The Warrior Flag was essential to the resistance at Kanehsatà:ke and terrifying to the Canadian army. Katsi’tsakwas, also known as Ellen Gabriel, the spokesperson for the longhouse during the Oka crisis and still a revered Indigenous thinker and activist, says she has mixed feelings about the flag: “On one hand, I am proud because it is a symbol of the resistance of 1990. but my experience of it firsthand in the community wasn’t so pleasant.” She has spoken often about how the warrior stance is so powerful in battle, but at home the flag nurtured a misogynist tendency that is difficult to disentangle: “There hasn’t been an in-depth discussion in our communities about that machismo and how it hurt a lot of us afterwards.”
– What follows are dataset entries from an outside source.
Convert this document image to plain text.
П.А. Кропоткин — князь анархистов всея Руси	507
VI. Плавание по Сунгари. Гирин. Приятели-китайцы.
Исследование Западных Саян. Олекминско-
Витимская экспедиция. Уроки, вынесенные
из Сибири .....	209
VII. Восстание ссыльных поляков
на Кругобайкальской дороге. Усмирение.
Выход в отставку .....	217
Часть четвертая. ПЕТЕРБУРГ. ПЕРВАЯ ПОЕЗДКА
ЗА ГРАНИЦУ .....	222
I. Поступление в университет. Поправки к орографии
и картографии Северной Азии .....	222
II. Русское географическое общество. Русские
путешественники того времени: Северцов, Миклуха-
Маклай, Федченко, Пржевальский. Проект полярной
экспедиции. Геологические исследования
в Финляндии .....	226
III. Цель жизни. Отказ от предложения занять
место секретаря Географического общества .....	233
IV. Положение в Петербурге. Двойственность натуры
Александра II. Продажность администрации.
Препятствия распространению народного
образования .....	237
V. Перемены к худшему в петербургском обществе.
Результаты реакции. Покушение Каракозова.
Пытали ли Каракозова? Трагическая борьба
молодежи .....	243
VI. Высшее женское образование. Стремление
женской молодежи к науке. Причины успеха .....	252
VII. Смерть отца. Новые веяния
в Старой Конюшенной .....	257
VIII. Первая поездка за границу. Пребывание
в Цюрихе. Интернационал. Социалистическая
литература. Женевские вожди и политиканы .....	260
Just as every imperial flag of occupation should always be disrespected and refused, the Warrior Flag should be honored. As long as anti-colonial struggles are required, flags like it will be useful. But even as we celebrate that struggle, we have to be ready to leave flags behind, to lay down those tools and build new, post-statist, post-colonial symbols. If we can think beyond sovereigns and domination, we can think beyond flags.